Ludlow likens the experience to his time spent as an amateur stamp collector. For years, he travelled from dealer to dealer, digging through bins for the best finds. But then came the Internet. And eBay. And suddenly it wasn’t fun anymore. Another aspect of Ludlow’s metaphor deserves consideration. He recalls the time a stamp dealer spontaneously showed him a folder of 19th-century envelopes, something Ludlow would never have asked to see on his own initiative. Within minutes, his hobby “had been radically transformed.” We don’t always know what we want until we experience it.

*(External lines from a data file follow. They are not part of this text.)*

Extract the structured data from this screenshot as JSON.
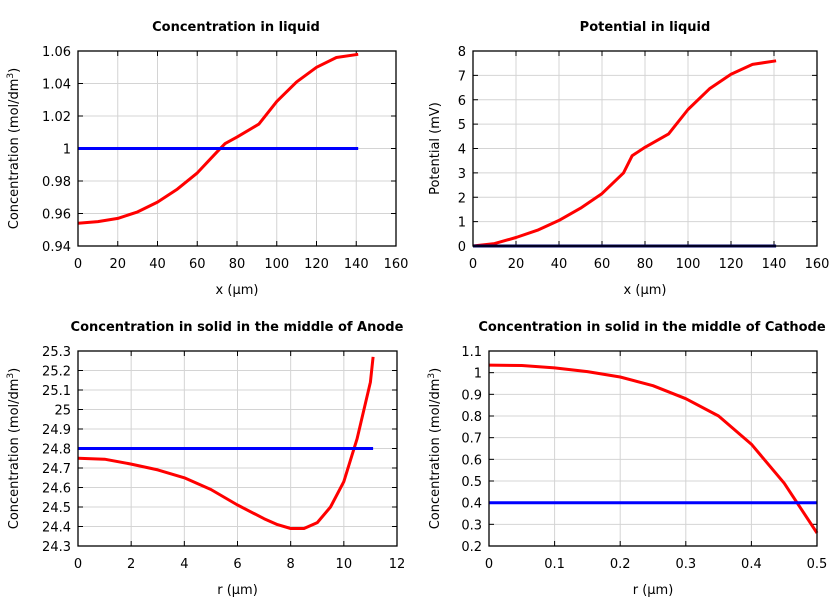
{
  "chart_data": [
    {
      "type": "line",
      "title": "Concentration in liquid",
      "xlabel": "x (µm)",
      "ylabel": "Concentration (mol/dm",
      "ylabel_sup": "3",
      "ylabel_end": ")",
      "xlim": [
        0,
        160
      ],
      "ylim": [
        0.94,
        1.06
      ],
      "xticks": [
        "0",
        "20",
        "40",
        "60",
        "80",
        "100",
        "120",
        "140",
        "160"
      ],
      "yticks": [
        "0.94",
        "0.96",
        "0.98",
        "1",
        "1.02",
        "1.04",
        "1.06"
      ],
      "grid": true,
      "series": [
        {
          "color": "#ff0000",
          "x": [
            0,
            10,
            20,
            30,
            40,
            50,
            60,
            70,
            74,
            80,
            91,
            100,
            110,
            120,
            130,
            141
          ],
          "y": [
            0.954,
            0.955,
            0.957,
            0.961,
            0.967,
            0.975,
            0.985,
            0.998,
            1.003,
            1.007,
            1.015,
            1.029,
            1.041,
            1.05,
            1.056,
            1.058
          ]
        },
        {
          "color": "#0000ff",
          "x": [
            0,
            141
          ],
          "y": [
            1,
            1
          ]
        }
      ]
    },
    {
      "type": "line",
      "title": "Potential in liquid",
      "xlabel": "x (µm)",
      "ylabel": "Potential (mV)",
      "xlim": [
        0,
        160
      ],
      "ylim": [
        0,
        8
      ],
      "xticks": [
        "0",
        "20",
        "40",
        "60",
        "80",
        "100",
        "120",
        "140",
        "160"
      ],
      "yticks": [
        "0",
        "1",
        "2",
        "3",
        "4",
        "5",
        "6",
        "7",
        "8"
      ],
      "grid": true,
      "series": [
        {
          "color": "#ff0000",
          "x": [
            0,
            10,
            20,
            30,
            40,
            50,
            60,
            70,
            74,
            80,
            91,
            100,
            110,
            120,
            130,
            141
          ],
          "y": [
            0,
            0.1,
            0.35,
            0.65,
            1.05,
            1.55,
            2.15,
            3.0,
            3.7,
            4.05,
            4.6,
            5.6,
            6.45,
            7.05,
            7.45,
            7.6
          ]
        },
        {
          "color": "#000066",
          "x": [
            0,
            141
          ],
          "y": [
            0,
            0
          ]
        }
      ]
    },
    {
      "type": "line",
      "title": "Concentration in solid in the middle of Anode",
      "xlabel": "r (µm)",
      "ylabel": "Concentration (mol/dm",
      "ylabel_sup": "3",
      "ylabel_end": ")",
      "xlim": [
        0,
        12
      ],
      "ylim": [
        24.3,
        25.3
      ],
      "xticks": [
        "0",
        "2",
        "4",
        "6",
        "8",
        "10",
        "12"
      ],
      "yticks": [
        "24.3",
        "24.4",
        "24.5",
        "24.6",
        "24.7",
        "24.8",
        "24.9",
        "25",
        "25.1",
        "25.2",
        "25.3"
      ],
      "grid": true,
      "series": [
        {
          "color": "#ff0000",
          "x": [
            0,
            1,
            2,
            3,
            4,
            5,
            6,
            7,
            7.5,
            8,
            8.5,
            9,
            9.5,
            10,
            10.5,
            11,
            11.1
          ],
          "y": [
            24.75,
            24.745,
            24.72,
            24.69,
            24.65,
            24.59,
            24.51,
            24.44,
            24.41,
            24.39,
            24.39,
            24.42,
            24.5,
            24.63,
            24.85,
            25.14,
            25.27
          ]
        },
        {
          "color": "#0000ff",
          "x": [
            0,
            11.1
          ],
          "y": [
            24.8,
            24.8
          ]
        }
      ]
    },
    {
      "type": "line",
      "title": "Concentration in solid in the middle of Cathode",
      "xlabel": "r (µm)",
      "ylabel": "Concentration (mol/dm",
      "ylabel_sup": "3",
      "ylabel_end": ")",
      "xlim": [
        0,
        0.5
      ],
      "ylim": [
        0.2,
        1.1
      ],
      "xticks": [
        "0",
        "0.1",
        "0.2",
        "0.3",
        "0.4",
        "0.5"
      ],
      "yticks": [
        "0.2",
        "0.3",
        "0.4",
        "0.5",
        "0.6",
        "0.7",
        "0.8",
        "0.9",
        "1",
        "1.1"
      ],
      "grid": true,
      "series": [
        {
          "color": "#ff0000",
          "x": [
            0,
            0.05,
            0.1,
            0.15,
            0.2,
            0.25,
            0.3,
            0.35,
            0.4,
            0.45,
            0.5
          ],
          "y": [
            1.035,
            1.033,
            1.022,
            1.005,
            0.98,
            0.94,
            0.88,
            0.8,
            0.67,
            0.49,
            0.26
          ]
        },
        {
          "color": "#0000ff",
          "x": [
            0,
            0.5
          ],
          "y": [
            0.4,
            0.4
          ]
        }
      ]
    }
  ]
}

Second-generation dating sites always boast of their personality-matching capabilities, their ability to predict similarity and compatibility. But few entertain a critical question: just how important is personality to a successful match? The answer: not much.
“The weight of scientific evidence,” write psychologists Eli Finkel and Susan Sprecher in Scientific American, suggests that “similarity and complementarity” have little effect on “ long-term romantic compatibility.” Controlling for baseline measurables like age, education and marriage history, matching algorithms are only “negligibly better than matching people at random.”
In the near future, it is likely that the boundaries between online and off-line dating will blur. With its new Graph Search, Facebook’s users can seamlessly integrate romantic pursuit into their daily routines. Already, social platforms that, on first glance, have nothing to do with dating have begun to offer matchmaking services. Spotify, a music-streaming app, has integrated with a website called Tastebuds.fm, which scans your music and suggests matches nearby with similar tastes.
The future will also be mobile, as smartphones become ubiquitous. An app called Badoo (mostly popular in Europe and Latin America) uses GPS tracking to arrange dates on the fly—with little more than a photograph from users. In 2012, Badoo boasted 35 million users. And industry leaders eHarmony, Match and OkCupid have all released new mobile applications.
This idea is old hat to the four million men who use Grindr, a mobile app for the gay community. It’s a user-friendly concept: after downloading the app to your phone, you’re instantly shown other gay men in your vicinity. Like the look of someone’s profile? With a single tap, you’re chatting.
Sometimes, Grindr is just for conversation; on other occasions, it’s for sex. Recently, says Simon, a 24-year-old Toronto real estate agent, it has become “an obligation. Every gay guy I know has or has had Grindr.”
If technology has its way, it’s only a matter of time before the typical date ceases to be a private and isolated occurrence, a product of kismet, effort or choice, and instead becomes a relentless, on-the-go and highly customizable experience.
In the meantime, as dating becomes more like Internet shopping, some worry about product safety. In their 2012 meta-study, the U.S. psychologists argue that online dating sites should be subject to regulatory authority, like the food and pharmaceutical industries. In particular, they insist, claims that “algorithms are supported by scientific research” should be externally substantiated. As it stands, the soulmate market is anyone’s game.